La principale indicazione è pertanto quella di migliorare e meglio articolare l’offerta di assistenza domiciliare se, come previsto, nei prossimi anni sono destinati ad aumentare gli anziani soli e isolati. Anche il demografo Gianpiero Dalla Zuanna ne avverte l’impellente necessità poiché “I pochi figli (o sempre più spesso l’unico figlio) chiederanno agli enti pubblici e al terzo settore di essere aiutati nell’assistenza socio-sanitaria del genitore, sempre più spesso di entrambi i genitori, quando insorgono seri problemi di disabilità”. Riscontri analoghi si hanno in ambito sindacale.

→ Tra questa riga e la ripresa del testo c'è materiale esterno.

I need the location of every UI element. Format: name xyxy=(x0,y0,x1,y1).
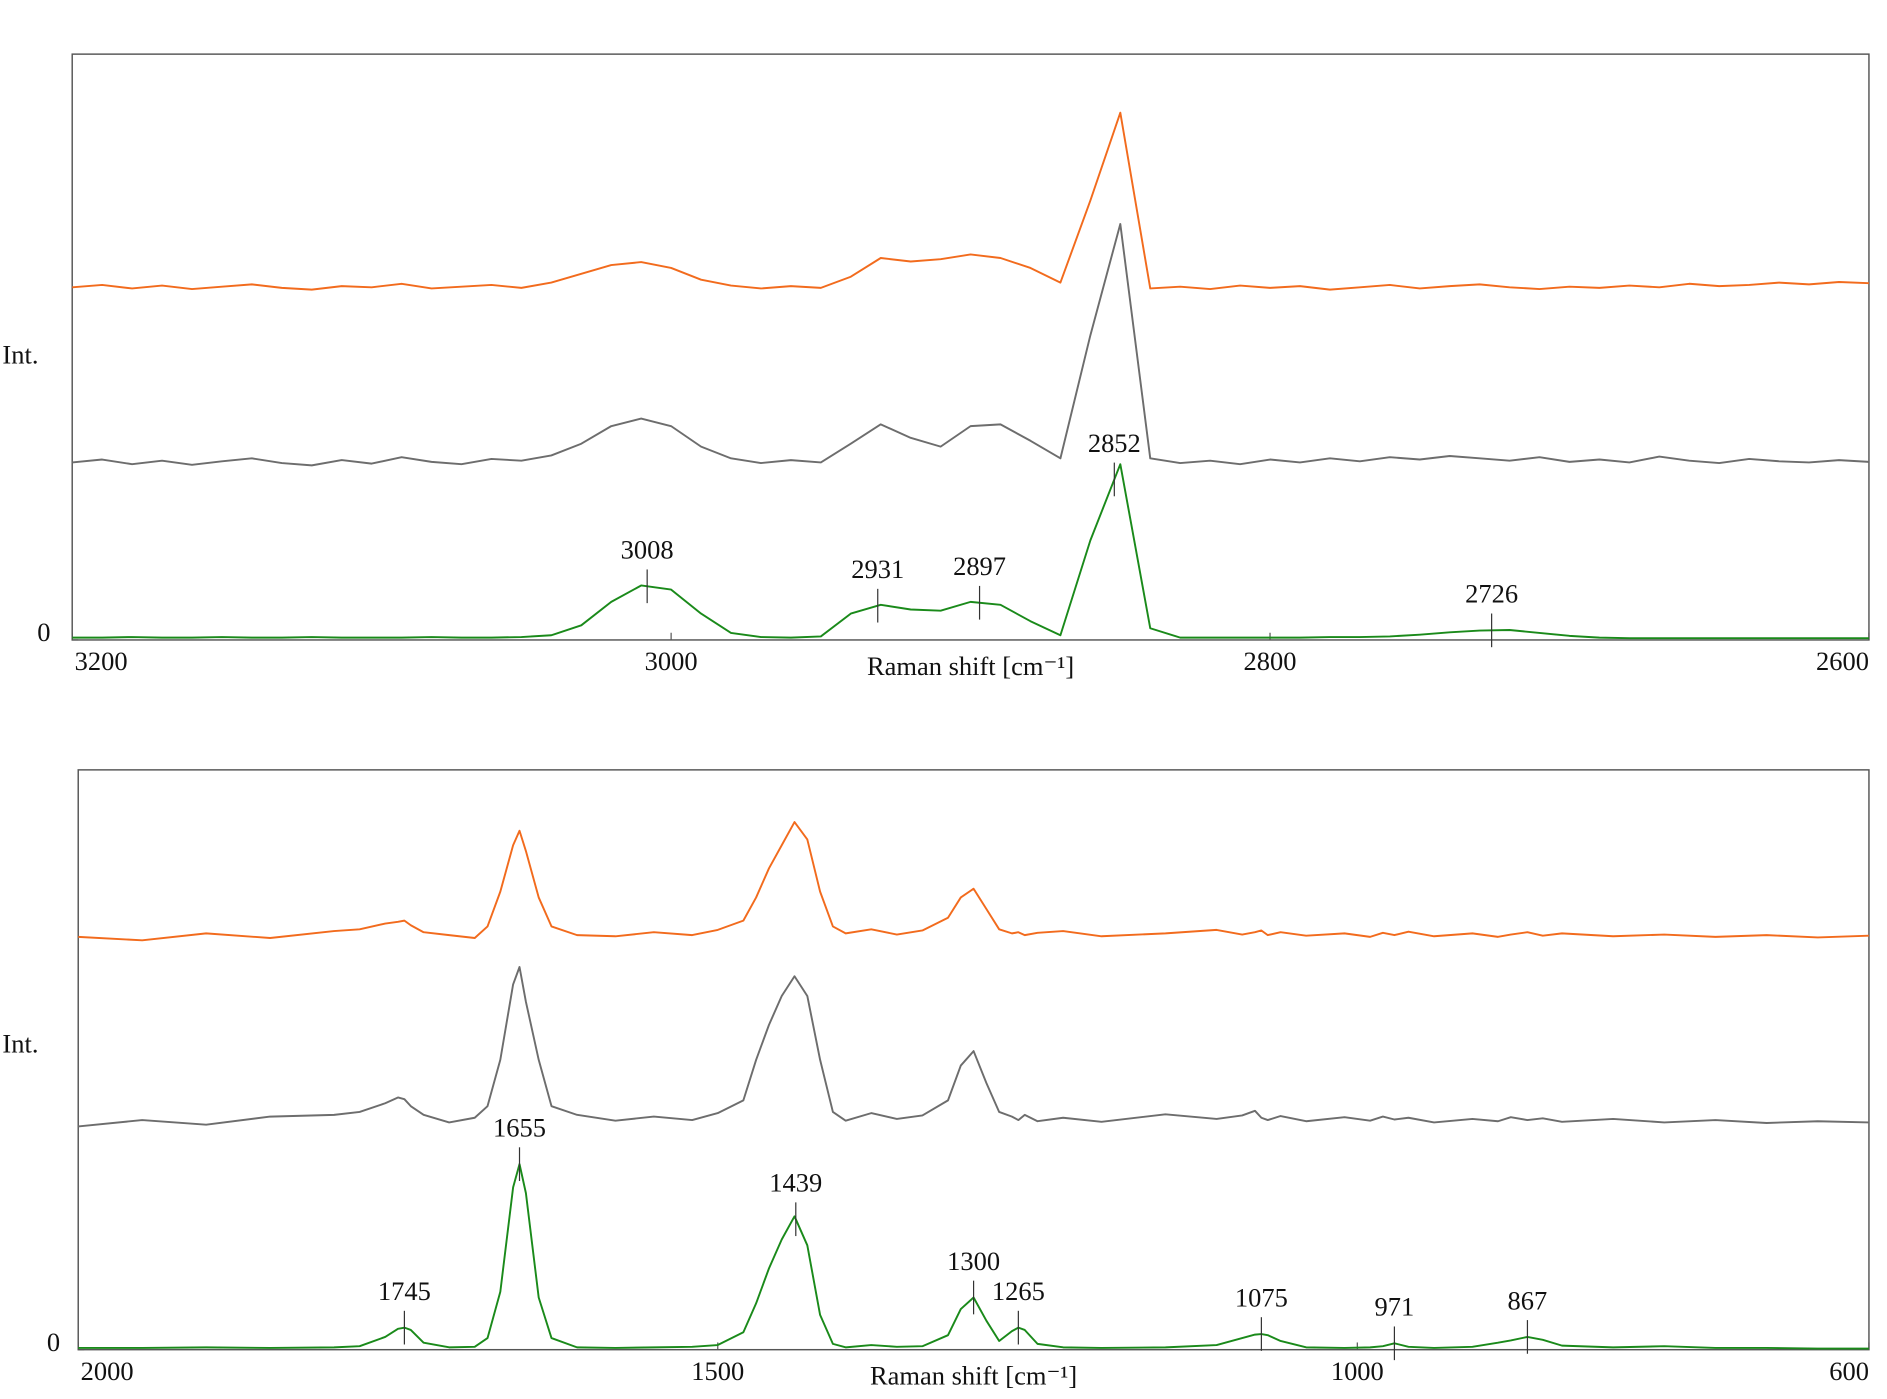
y-axis-label: Int. xyxy=(2,1029,38,1059)
x-tick-label: 2600 xyxy=(1816,646,1869,676)
peak-label: 2852 xyxy=(1088,428,1141,458)
peak-label: 867 xyxy=(1508,1285,1548,1315)
peak-label: 2726 xyxy=(1465,579,1518,609)
x-tick-label: 2800 xyxy=(1244,646,1297,676)
spectrum-line xyxy=(78,966,1869,1128)
peak-label: 1300 xyxy=(947,1246,1000,1276)
x-axis-label: Raman shift [cm⁻¹] xyxy=(870,1361,1077,1391)
spectrum-line xyxy=(72,111,1869,291)
peak-label: 1439 xyxy=(769,1168,822,1198)
x-tick-label: 3200 xyxy=(75,646,128,676)
x-tick-label: 2000 xyxy=(81,1356,134,1386)
y-tick-label: 0 xyxy=(37,617,50,647)
x-tick-label: 3000 xyxy=(645,646,698,676)
y-tick-label: 0 xyxy=(47,1327,60,1357)
spectrum-line xyxy=(78,821,1869,942)
plot-frame xyxy=(71,53,1870,641)
peak-label: 971 xyxy=(1375,1292,1415,1322)
peak-label: 3008 xyxy=(621,535,674,565)
spectrum-line xyxy=(72,463,1869,640)
x-axis-label: Raman shift [cm⁻¹] xyxy=(867,651,1074,681)
peak-label: 2931 xyxy=(851,554,904,584)
x-tick-label: 1500 xyxy=(691,1356,744,1386)
x-tick-label: 1000 xyxy=(1331,1356,1384,1386)
plot-frame xyxy=(77,769,1870,1351)
peak-label: 1265 xyxy=(992,1276,1045,1306)
peak-label: 1075 xyxy=(1235,1282,1288,1312)
peak-label: 1655 xyxy=(493,1113,546,1143)
y-axis-label: Int. xyxy=(2,339,38,369)
peak-label: 1745 xyxy=(378,1276,431,1306)
spectrum-line xyxy=(72,223,1870,467)
x-tick-label: 600 xyxy=(1829,1356,1869,1386)
peak-label: 2897 xyxy=(953,551,1006,581)
spectrum-line xyxy=(78,1163,1869,1350)
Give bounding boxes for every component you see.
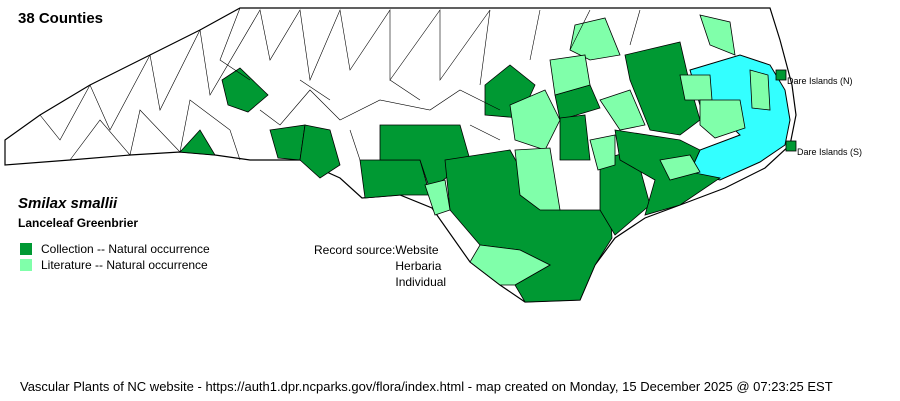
record-source-value: Individual bbox=[395, 275, 447, 289]
legend-item-collection: Collection -- Natural occurrence bbox=[20, 242, 210, 256]
literature-swatch bbox=[20, 259, 32, 271]
county-count: 38 Counties bbox=[18, 10, 104, 27]
collection-counties bbox=[179, 41, 797, 303]
county-lines bbox=[39, 7, 641, 161]
record-source-label: Record source: bbox=[314, 243, 396, 257]
dare-islands-n-label: Dare Islands (N) bbox=[787, 76, 853, 86]
collection-swatch bbox=[20, 243, 32, 255]
footer-credit: Vascular Plants of NC website - https://… bbox=[20, 379, 833, 394]
scientific-name: Smilax smallii bbox=[18, 195, 118, 212]
record-source-value: Herbaria bbox=[395, 259, 442, 273]
common-name: Lanceleaf Greenbrier bbox=[18, 216, 139, 230]
record-source-value: Website bbox=[395, 243, 439, 257]
legend-label: Literature -- Natural occurrence bbox=[41, 258, 208, 272]
legend-label: Collection -- Natural occurrence bbox=[41, 242, 210, 256]
literature-counties bbox=[424, 14, 771, 286]
dare-islands-s-label: Dare Islands (S) bbox=[797, 147, 863, 157]
record-source: Record source: Website Herbaria Individu… bbox=[314, 242, 446, 290]
legend-item-literature: Literature -- Natural occurrence bbox=[20, 258, 208, 272]
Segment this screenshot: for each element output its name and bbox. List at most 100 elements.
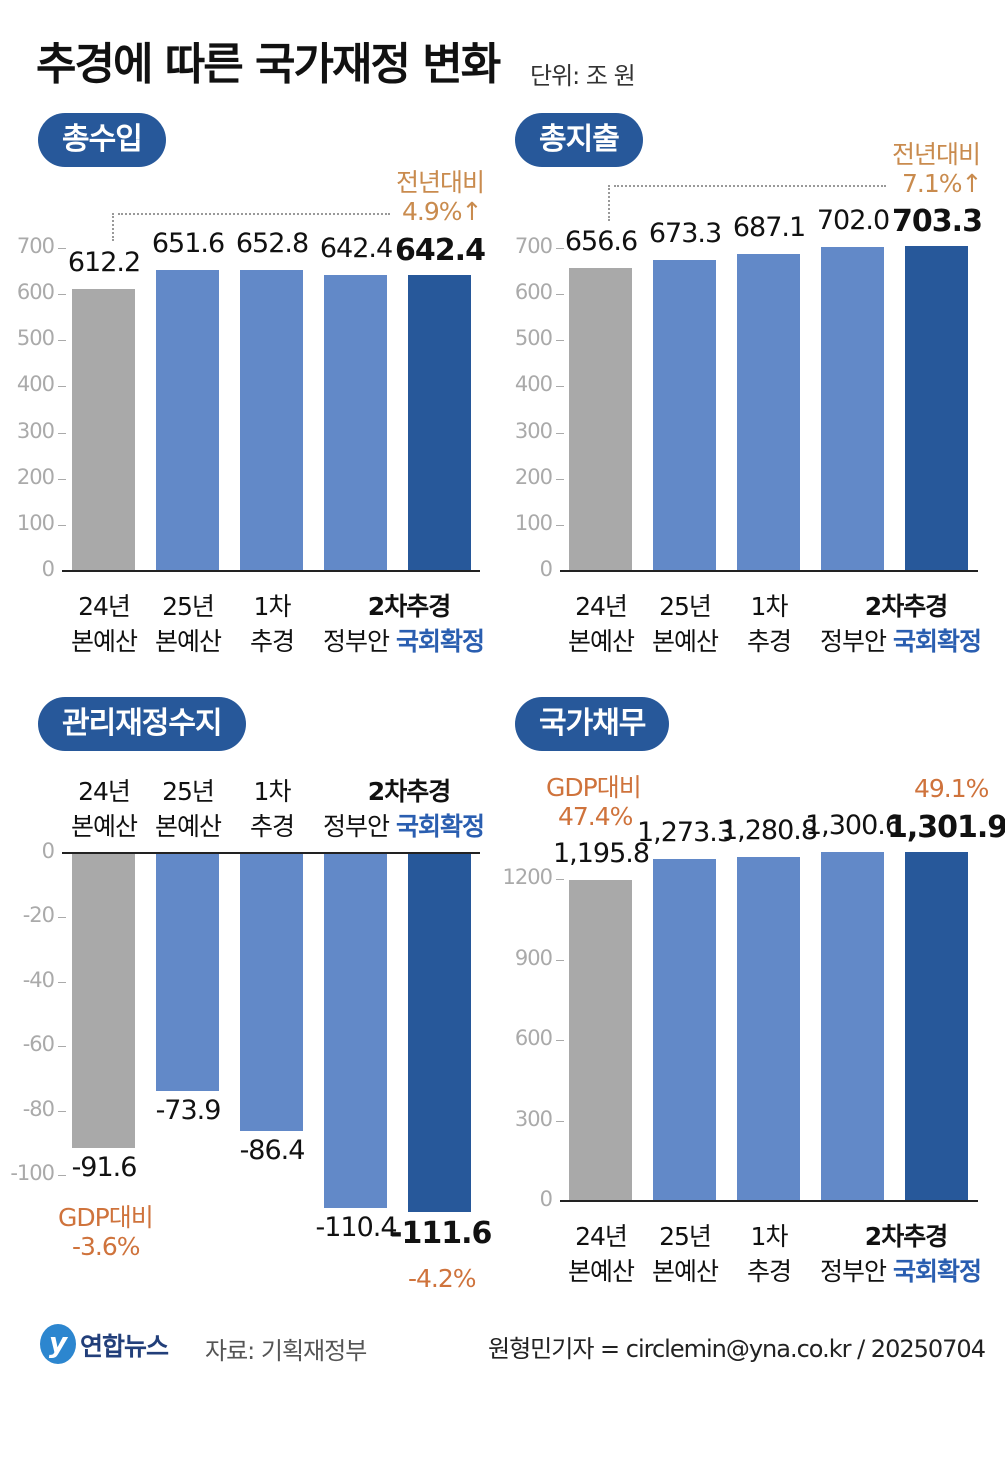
category-label-line1: 25년	[162, 777, 215, 806]
bar-3	[324, 274, 387, 571]
panel-title-total-revenue: 총수입	[38, 113, 166, 167]
value-label: 1,301.9	[887, 809, 1005, 845]
y-tick-mark	[58, 478, 66, 480]
annotation-expenditure-value: 7.1%↑	[902, 169, 982, 198]
category-label-line2: 국회확정	[395, 812, 485, 841]
category-group-label: 2차추경	[367, 777, 451, 806]
unit-label: 단위: 조 원	[530, 62, 636, 90]
y-tick-mark	[556, 524, 564, 526]
category-label-line1: 24년	[575, 592, 628, 621]
category-label-line2: 정부안	[322, 812, 390, 841]
category-label-line1: 25년	[659, 592, 712, 621]
value-label: 1,273.3	[636, 817, 734, 849]
category-label-line2: 추경	[249, 627, 295, 656]
category-label-line2: 추경	[746, 1257, 792, 1286]
y-tick-label: 700	[514, 234, 553, 258]
value-label: 1,195.8	[552, 838, 650, 870]
bar-1	[653, 260, 716, 571]
category-label-line2: 국회확정	[892, 1257, 982, 1286]
category-label-line2: 추경	[746, 627, 792, 656]
credit-text: 원형민기자 = circlemin@yna.co.kr / 20250704	[488, 1335, 986, 1363]
y-tick-label: 500	[16, 326, 55, 351]
annotation-connector	[112, 213, 114, 241]
annotation-expenditure-label: 전년대비	[892, 140, 981, 169]
y-tick-mark	[58, 294, 66, 296]
bar-2	[240, 853, 303, 1132]
category-group-label: 2차추경	[864, 592, 948, 621]
annotation-balance-gdp-label: GDP대비	[58, 1203, 154, 1232]
category-label-line1: 24년	[575, 1222, 628, 1251]
category-label-line2: 본예산	[154, 627, 222, 656]
x-axis-line	[62, 570, 480, 572]
y-tick-label: -20	[22, 903, 55, 928]
category-label-line2: 본예산	[651, 1257, 719, 1286]
y-tick-label: 400	[16, 372, 55, 397]
y-tick-label: 300	[514, 1106, 553, 1131]
value-label: 673.3	[648, 218, 722, 250]
category-label-line2: 본예산	[154, 812, 222, 841]
y-tick-label: 700	[16, 234, 55, 258]
y-tick-label: -40	[22, 967, 55, 992]
y-tick-mark	[556, 478, 564, 480]
category-label-line2: 국회확정	[892, 627, 982, 656]
y-tick-label: 0	[539, 557, 553, 581]
y-tick-mark	[58, 524, 66, 526]
category-label-line1: 24년	[78, 777, 131, 806]
value-label: 642.4	[395, 232, 486, 268]
y-tick-mark	[58, 1046, 66, 1048]
y-tick-label: 300	[514, 418, 553, 443]
y-tick-mark	[556, 386, 564, 388]
bar-4	[905, 851, 968, 1201]
y-tick-label: 1200	[502, 865, 553, 889]
category-label-line1: 24년	[78, 592, 131, 621]
y-tick-mark	[556, 959, 564, 961]
y-tick-label: 600	[16, 280, 55, 305]
category-label-line1: 1차	[750, 592, 789, 621]
bar-3	[821, 247, 884, 571]
bar-3	[324, 853, 387, 1209]
bar-4	[408, 853, 471, 1213]
y-tick-mark	[58, 386, 66, 388]
y-tick-label: 600	[514, 280, 553, 305]
bar-2	[737, 253, 800, 571]
y-tick-mark	[556, 1120, 564, 1122]
y-tick-mark	[556, 879, 564, 880]
y-tick-mark	[58, 917, 66, 919]
bar-3	[821, 852, 884, 1201]
category-label-line1: 25년	[162, 592, 215, 621]
value-label: 703.3	[892, 204, 983, 240]
value-label: 1,300.6	[804, 810, 902, 841]
bar-2	[737, 857, 800, 1201]
x-axis-line	[62, 852, 480, 854]
annotation-revenue-value: 4.9%↑	[402, 197, 482, 226]
bar-4	[408, 274, 471, 571]
y-tick-label: -100	[10, 1161, 55, 1185]
y-tick-mark	[58, 1175, 66, 1176]
value-label: 656.6	[564, 226, 638, 258]
bar-0	[72, 288, 135, 571]
y-tick-mark	[556, 1040, 564, 1041]
category-label-line2: 본예산	[567, 627, 635, 656]
value-label: -111.6	[390, 1216, 492, 1252]
x-axis-line	[560, 1200, 978, 1202]
value-label: -73.9	[155, 1094, 222, 1126]
yonhap-logo-icon: y	[40, 1324, 76, 1364]
y-tick-label: 400	[514, 372, 553, 397]
value-label: -110.4	[315, 1212, 397, 1244]
y-tick-label: -60	[22, 1032, 55, 1057]
annotation-connector	[614, 185, 886, 187]
bar-1	[156, 853, 219, 1091]
category-label-line2: 본예산	[567, 1257, 635, 1286]
y-tick-label: 0	[41, 557, 55, 581]
value-label: 1,280.8	[720, 815, 818, 847]
category-label-line2: 정부안	[322, 627, 390, 656]
y-tick-label: 200	[514, 464, 553, 489]
value-label: 687.1	[732, 211, 806, 243]
category-label-line2: 본예산	[70, 627, 138, 656]
annotation-connector	[118, 213, 390, 215]
bar-4	[905, 246, 968, 571]
value-label: 652.8	[235, 227, 309, 259]
y-tick-label: 0	[539, 1187, 553, 1211]
bar-2	[240, 269, 303, 571]
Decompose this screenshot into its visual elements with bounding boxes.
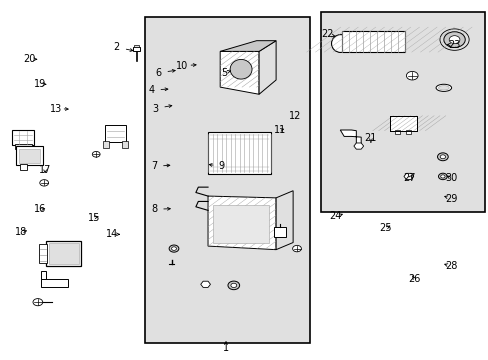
Bar [273,227,285,237]
Text: 18: 18 [15,227,27,237]
Bar [15,144,31,149]
Bar [341,31,404,52]
Polygon shape [276,191,292,249]
Circle shape [40,180,48,186]
Bar [321,12,484,212]
Text: 13: 13 [50,104,62,113]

Piero Ragazzini, Segretario Generala Fnp Cisl, rimarca e constata con amarezza che: “le nostre richieste per un welfare nuovo, in grado di far fronte alle sempre più numerose e non facili necessità di una vita che si allunga, portandosi con sé patologie croniche da curare con assiduità, non hanno avuto mai risposte, se non quelle che si limitavano a concessioni occasionali poco efficaci. Abbiamo diritto ad una sanità efficiente, all’altezza delle necessità di una società che cambia, che presenta difficoltà sempre crescenti, dove quasi ogni famiglia ha al proprio interno un anziano, un invalido o un disabile a cui prestare assistenza, conciliando il tutto con esigenze lavorative e familiari”.
Nell’insieme è un segnale che viene inviato ai nostri decisori politici e a tutte le componenti della società. Ogni anno di ritardo nella promozione di autentiche politiche famigliari che accumuliamo rende sempre più vicino il punto di non ritorno.